To refer to someone as “a piece of work” is to speak disparagingly of them. “What a piece of work!” one may exclaim, or “he’s a real piece of work.” It’s usually said in response to that person having done something specific. It sometimes has an adjective in front of it to emphasise the negativity, such as “a nasty piece of work,’ or “real,’ as in the example above, but a simple “a piece of work” conveys the same message and has become idiomatic in that form.
The phrase is lifted from Shakespeare’s Hamlet, Act 2 scene 2. Hamlet’s fellow students, Rosencrantz and Guildenstern, are visiting Denmark. Hamlet is in a depressed state, and at this stage of the play he is quite sick of having to be with people, and doesn’t think much of them. He expresses this to the visitors. He tells them that he is struck by what a wonderful creation human beings are – how perfect they are in their bodies and minds – the most beautiful creatures in the world, so far above other animals – and yet, at the end of the day, they are nothing but dust. They are worthless. Moreover, this beautiful world, beneath a blue sky and golden sun, is nothing but a foul, stinking barren rock.

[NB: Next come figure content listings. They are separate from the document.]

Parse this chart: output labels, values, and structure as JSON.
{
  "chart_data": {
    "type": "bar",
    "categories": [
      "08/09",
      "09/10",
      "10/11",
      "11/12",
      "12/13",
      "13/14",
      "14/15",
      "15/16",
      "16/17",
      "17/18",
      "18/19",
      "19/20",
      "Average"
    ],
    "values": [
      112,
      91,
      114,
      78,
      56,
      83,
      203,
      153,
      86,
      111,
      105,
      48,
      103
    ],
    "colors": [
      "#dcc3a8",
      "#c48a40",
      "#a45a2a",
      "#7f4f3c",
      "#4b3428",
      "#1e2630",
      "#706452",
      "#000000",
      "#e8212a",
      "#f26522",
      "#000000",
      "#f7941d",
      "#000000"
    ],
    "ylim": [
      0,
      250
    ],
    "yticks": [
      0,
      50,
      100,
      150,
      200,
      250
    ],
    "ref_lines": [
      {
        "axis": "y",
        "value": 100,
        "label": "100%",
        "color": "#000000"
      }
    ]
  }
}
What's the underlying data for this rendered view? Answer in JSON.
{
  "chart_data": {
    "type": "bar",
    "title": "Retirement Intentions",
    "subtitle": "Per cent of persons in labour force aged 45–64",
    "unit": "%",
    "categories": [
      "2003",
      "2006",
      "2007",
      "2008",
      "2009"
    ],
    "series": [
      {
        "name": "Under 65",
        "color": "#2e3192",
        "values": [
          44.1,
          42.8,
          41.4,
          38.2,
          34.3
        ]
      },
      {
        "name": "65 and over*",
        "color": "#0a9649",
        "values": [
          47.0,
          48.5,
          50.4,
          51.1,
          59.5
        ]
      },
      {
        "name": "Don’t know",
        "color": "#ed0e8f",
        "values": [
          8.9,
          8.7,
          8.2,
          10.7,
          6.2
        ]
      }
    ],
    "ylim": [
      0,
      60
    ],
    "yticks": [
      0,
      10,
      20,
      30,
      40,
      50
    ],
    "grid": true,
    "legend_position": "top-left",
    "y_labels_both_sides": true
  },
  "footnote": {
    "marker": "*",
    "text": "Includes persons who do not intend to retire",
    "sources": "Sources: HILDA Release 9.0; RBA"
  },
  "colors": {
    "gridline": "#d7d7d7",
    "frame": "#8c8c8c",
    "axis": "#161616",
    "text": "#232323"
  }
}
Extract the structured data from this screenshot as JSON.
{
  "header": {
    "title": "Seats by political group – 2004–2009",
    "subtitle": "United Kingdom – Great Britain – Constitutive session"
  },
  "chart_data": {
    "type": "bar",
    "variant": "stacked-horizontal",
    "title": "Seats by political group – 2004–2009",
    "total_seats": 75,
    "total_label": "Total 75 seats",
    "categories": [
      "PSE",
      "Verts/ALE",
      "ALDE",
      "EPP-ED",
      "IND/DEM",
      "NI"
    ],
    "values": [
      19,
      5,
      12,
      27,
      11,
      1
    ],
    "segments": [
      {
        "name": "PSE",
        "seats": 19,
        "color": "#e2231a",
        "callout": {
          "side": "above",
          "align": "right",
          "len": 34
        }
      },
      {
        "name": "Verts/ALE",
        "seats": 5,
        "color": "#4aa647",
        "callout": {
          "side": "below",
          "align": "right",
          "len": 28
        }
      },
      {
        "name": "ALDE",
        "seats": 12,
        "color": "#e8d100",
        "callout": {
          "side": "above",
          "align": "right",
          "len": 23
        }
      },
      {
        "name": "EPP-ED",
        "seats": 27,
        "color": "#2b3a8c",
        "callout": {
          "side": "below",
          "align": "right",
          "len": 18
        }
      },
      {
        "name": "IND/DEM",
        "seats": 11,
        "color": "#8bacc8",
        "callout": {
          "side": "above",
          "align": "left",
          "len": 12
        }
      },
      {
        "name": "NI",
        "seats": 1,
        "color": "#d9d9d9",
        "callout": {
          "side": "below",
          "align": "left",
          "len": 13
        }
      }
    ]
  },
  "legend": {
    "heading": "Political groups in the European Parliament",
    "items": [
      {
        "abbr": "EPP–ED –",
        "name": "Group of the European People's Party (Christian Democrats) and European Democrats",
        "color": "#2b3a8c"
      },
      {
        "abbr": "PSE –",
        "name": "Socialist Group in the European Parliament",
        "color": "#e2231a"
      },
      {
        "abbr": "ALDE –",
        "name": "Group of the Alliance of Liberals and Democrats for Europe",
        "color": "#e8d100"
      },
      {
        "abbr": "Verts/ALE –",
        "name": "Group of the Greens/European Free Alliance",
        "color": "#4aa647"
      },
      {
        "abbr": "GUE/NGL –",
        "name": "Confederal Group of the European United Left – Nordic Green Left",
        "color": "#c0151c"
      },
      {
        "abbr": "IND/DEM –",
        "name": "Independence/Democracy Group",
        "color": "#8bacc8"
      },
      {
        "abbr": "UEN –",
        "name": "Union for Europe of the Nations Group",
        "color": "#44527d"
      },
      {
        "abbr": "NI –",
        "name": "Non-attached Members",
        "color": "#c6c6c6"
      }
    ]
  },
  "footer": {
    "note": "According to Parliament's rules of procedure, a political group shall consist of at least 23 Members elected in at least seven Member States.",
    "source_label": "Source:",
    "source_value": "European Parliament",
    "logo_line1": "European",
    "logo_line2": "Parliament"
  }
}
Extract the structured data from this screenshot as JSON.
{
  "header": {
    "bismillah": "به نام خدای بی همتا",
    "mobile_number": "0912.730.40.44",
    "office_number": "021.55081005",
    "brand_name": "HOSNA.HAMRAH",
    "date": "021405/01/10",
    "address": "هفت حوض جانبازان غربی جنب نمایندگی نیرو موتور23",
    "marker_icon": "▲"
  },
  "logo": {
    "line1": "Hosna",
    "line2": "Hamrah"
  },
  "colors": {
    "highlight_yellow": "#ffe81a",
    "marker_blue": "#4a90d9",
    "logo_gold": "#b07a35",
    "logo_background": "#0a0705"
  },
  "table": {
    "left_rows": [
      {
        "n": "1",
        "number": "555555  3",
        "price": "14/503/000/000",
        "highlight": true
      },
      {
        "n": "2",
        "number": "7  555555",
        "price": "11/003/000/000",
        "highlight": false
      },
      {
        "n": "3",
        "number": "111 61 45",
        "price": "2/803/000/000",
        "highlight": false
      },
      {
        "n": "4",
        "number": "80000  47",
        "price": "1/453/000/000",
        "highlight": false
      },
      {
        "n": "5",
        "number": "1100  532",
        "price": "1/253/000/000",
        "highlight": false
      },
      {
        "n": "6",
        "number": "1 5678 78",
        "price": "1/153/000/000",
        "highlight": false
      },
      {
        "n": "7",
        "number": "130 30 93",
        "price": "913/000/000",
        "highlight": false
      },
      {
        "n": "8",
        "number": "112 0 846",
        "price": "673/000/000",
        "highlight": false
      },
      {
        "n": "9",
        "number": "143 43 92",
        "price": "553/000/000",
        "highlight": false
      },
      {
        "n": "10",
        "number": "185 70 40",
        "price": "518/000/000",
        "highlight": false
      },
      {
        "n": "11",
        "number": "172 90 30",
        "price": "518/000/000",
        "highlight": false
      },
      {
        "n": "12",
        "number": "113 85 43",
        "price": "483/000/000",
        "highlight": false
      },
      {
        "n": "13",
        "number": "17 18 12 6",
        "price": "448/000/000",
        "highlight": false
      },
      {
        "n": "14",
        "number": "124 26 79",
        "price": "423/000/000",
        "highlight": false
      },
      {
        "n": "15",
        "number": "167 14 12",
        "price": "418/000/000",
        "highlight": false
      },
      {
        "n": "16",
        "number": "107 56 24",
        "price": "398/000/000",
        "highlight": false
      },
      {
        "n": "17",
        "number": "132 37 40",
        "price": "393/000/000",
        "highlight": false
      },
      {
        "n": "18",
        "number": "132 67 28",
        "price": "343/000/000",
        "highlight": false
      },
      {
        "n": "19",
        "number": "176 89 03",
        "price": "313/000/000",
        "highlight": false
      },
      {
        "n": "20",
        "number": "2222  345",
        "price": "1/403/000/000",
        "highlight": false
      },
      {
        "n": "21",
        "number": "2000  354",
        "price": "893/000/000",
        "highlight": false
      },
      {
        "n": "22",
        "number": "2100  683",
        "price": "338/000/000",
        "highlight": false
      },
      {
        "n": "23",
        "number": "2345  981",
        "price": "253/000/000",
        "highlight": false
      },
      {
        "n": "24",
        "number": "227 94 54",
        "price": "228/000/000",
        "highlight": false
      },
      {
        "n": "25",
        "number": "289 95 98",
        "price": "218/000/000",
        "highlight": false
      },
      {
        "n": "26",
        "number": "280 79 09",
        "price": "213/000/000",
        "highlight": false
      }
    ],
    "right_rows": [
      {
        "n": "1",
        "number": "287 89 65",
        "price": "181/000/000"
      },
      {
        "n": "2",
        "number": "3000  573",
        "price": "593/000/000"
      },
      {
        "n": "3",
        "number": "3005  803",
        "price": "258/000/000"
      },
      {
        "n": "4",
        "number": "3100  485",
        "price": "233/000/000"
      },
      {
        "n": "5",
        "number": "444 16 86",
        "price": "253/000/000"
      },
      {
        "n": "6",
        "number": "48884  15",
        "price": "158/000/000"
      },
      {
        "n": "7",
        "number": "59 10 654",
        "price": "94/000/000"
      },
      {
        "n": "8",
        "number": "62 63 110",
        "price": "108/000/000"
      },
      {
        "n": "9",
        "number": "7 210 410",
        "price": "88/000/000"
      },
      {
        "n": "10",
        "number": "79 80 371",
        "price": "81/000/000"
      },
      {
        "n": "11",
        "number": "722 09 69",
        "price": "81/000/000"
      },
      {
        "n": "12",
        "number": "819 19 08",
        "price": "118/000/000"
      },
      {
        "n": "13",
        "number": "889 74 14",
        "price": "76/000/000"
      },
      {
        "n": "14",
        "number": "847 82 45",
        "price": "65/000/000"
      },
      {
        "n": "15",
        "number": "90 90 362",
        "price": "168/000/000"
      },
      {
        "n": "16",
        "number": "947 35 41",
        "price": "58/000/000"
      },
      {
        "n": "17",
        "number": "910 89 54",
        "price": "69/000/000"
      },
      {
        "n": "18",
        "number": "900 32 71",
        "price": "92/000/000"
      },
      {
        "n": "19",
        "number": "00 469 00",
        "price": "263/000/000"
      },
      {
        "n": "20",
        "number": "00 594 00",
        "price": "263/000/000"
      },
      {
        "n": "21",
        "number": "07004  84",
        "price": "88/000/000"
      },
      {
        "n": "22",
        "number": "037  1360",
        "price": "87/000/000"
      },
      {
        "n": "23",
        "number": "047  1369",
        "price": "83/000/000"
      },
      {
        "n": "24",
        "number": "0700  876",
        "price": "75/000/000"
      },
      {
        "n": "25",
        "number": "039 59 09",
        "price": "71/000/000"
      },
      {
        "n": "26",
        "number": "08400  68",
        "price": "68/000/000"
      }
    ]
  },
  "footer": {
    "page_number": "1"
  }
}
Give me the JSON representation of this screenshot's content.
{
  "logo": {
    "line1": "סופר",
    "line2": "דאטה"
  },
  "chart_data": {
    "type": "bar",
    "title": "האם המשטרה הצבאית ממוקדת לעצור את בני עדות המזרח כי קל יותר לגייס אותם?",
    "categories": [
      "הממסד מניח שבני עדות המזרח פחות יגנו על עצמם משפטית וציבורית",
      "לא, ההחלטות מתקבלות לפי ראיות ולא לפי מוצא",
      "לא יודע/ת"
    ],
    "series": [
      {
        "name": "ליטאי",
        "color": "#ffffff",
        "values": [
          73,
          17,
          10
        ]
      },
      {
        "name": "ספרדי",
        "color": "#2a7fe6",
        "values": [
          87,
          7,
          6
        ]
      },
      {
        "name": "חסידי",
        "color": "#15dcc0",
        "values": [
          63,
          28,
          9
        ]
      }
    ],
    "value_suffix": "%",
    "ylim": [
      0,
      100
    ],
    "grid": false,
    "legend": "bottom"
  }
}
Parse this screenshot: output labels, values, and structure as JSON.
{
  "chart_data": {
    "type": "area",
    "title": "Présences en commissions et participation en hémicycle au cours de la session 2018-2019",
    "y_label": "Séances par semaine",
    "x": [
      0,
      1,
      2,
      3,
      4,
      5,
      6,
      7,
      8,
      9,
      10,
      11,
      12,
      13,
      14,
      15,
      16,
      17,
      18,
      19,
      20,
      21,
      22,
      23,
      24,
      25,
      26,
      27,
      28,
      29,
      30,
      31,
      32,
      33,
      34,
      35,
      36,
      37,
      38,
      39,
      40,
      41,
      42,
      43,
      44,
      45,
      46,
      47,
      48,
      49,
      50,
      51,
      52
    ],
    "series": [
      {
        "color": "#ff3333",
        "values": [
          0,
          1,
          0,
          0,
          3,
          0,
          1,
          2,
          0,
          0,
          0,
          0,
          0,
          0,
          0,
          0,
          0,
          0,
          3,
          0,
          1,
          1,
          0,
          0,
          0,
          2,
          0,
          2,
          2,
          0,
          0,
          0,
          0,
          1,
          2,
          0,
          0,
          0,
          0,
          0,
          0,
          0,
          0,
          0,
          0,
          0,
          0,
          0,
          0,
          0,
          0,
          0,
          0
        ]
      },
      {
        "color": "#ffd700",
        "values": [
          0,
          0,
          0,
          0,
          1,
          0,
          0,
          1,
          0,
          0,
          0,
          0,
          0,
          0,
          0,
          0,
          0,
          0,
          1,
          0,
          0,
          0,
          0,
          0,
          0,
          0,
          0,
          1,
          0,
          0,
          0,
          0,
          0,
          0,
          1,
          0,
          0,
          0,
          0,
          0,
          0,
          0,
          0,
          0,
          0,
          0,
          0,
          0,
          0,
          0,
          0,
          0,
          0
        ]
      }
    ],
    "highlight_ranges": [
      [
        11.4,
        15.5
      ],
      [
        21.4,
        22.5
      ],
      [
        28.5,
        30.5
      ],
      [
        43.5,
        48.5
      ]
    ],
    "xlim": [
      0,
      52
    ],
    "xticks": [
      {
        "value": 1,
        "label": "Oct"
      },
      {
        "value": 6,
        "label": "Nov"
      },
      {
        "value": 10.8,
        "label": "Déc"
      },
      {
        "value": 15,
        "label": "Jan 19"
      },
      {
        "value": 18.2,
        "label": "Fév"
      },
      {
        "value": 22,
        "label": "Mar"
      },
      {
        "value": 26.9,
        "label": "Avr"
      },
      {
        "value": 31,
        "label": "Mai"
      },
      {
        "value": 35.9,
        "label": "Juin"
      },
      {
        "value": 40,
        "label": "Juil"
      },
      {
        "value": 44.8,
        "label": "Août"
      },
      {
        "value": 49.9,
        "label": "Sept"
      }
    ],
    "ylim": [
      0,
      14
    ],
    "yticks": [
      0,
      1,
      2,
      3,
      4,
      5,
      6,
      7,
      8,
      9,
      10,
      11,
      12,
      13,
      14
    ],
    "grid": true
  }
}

“… this goodly frame the earth, seems to me a sterile promontory; this most excellent canopy the air, look you, this brave o’er hanging firmament, this majestical roof, fretted with golden fire: why, it appeareth no other thing to me, than a foul and pestilent congregation of vapours. What a piece of work is man, how noble in reason, how infinite in faculty, in form and moving how express and admirable, in action how like an Angel, in apprehension how like a god, the beauty of the world, the paragon of animals. And yet to me, what is this quintessence of dust? Man delights not me…”
In its original Shakespearean context “a piece of work” simply means something made by someone – in this case, human beings created by God, in the sense of having been manufactured. Hamlet is comparing human beings with angels. Made of dust human beings are miraculous creations, having the nobility of mind that an angel has, the beautiful physical form that an angel has, and with the understanding of a god. There is a sense that it is a tragedy, as in spite of being so god-like, human beings are worthless.
Around the beginning of the twentieth century the term, “piece of work,” qualified by “nasty” or “real,” was used in Britain as meaning someone difficult to deal with. Around the second half of the century the term emerged in America without the epithets, “nasty” or “real,” to mean a nasty person. It was then used in that way, simply as “a piece of work,” and from the United States, it migrated back to Britain and other English speaking countries, used in the American way. And that’s how it currently stands – as an established idiom “a piece of work,’ meaning someone disreputable. It has drifted far from the original Shakespearean meaning, as human beings being compared with angels, and now it has nothing to do with angels.
In the second Die Hard movie, one of the villains is called “a piece of work” by his compatriot and it is meant as a compliment, so I think nowadays the meaning has some stretch in it.